First, you should accept that cravings will occur in your life during the first few months of your recovery, as to deny this reality would only leave you vulnerable to these cravings. Once you acknowledge the likelihood of your experiencing cravings in early recovery, you can set up barriers between yourself and acting upon them. One excellent habit you should get into is active communication, both with your higher power and with your sober supports. Any time you are feeling something negative, whether it be anxiety, depression, guilt, or shame, your instinct should be to reach out to your God and to your sponsor. These sources of inspiration and guidance can help you process these negative emotions and then move past them, rather than allowing yourself to get mired down in them. The same is true of cravings - reaching out for help to process and move past your craving should become instinctive, rather than dwelling on the craving which only increases the likelihood of your acting on it and relapsing.

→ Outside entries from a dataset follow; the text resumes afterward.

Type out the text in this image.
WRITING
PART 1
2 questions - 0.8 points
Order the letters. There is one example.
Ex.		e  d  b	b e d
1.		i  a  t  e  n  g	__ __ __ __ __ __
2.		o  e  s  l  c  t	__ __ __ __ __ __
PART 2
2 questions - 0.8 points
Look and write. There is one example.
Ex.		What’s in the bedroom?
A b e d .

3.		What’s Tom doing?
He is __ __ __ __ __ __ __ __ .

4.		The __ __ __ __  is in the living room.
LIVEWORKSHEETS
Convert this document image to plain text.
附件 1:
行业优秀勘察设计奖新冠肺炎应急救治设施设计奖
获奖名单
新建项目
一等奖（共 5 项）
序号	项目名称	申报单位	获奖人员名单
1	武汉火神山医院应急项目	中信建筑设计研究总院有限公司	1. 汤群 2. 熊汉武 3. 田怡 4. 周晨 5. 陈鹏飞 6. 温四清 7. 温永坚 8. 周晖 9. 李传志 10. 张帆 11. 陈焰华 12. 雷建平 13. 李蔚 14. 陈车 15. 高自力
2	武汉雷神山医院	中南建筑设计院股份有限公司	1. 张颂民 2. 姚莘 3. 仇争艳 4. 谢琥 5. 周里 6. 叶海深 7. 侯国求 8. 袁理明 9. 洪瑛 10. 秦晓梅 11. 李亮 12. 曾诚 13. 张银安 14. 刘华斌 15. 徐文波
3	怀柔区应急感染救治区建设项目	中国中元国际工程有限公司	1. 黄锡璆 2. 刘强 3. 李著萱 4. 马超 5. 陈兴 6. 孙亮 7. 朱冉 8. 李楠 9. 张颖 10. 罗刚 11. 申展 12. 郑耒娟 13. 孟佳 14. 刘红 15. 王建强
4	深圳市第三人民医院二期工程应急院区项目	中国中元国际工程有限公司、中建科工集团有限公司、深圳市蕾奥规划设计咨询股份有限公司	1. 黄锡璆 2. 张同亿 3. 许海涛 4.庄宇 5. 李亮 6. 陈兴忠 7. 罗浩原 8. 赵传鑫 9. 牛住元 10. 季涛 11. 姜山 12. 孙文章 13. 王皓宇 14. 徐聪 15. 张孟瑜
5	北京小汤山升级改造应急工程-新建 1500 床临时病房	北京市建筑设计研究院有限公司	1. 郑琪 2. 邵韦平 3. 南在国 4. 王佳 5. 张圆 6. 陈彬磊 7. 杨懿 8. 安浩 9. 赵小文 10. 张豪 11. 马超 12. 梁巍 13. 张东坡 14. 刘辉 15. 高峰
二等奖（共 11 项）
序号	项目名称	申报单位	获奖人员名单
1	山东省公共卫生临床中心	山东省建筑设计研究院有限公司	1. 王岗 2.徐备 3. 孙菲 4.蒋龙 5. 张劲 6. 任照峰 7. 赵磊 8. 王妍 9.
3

Cravings are often triggered by memories of our active addiction. These memories are experienced more intensely when prompted by an external stimulus, whether that be the smell of alcohol, a noise you associate with using, or even visiting a neighborhood where you used to purchase or use drugs. The best defense is a good offense, and this applies here in your proactively avoiding these sorts of stimuli so you avoid triggering any cravings in the first place. This is usually accomplished with ease, as we are reinventing our lives in recovery and have no reason to revisit the old haunts of our days in active substance abuse. This is one more reason why many people opt to attend substance abuse treatment in a new and unfamiliar locale, further distancing themselves from the people, places, and things of their active addiction.
Cravings are a natural part of recovery for addicts and alcoholics, as our bodies and our psyches take time to recalibrate now that we have transitioned from active substance abuse to sobriety. While you cannot completely eliminate cravings from your life, there are steps you can take to both minimize their occurrence and mitigate the impact they have on your thoughts and decision making. Above all else, a strong connection to a program of recovery and a God of your understanding are key to resisting any urge to use. So long as you work diligently to maintain these connections, you will be safe in sobriety and will continue to grow in your recovery program and in your life as a whole!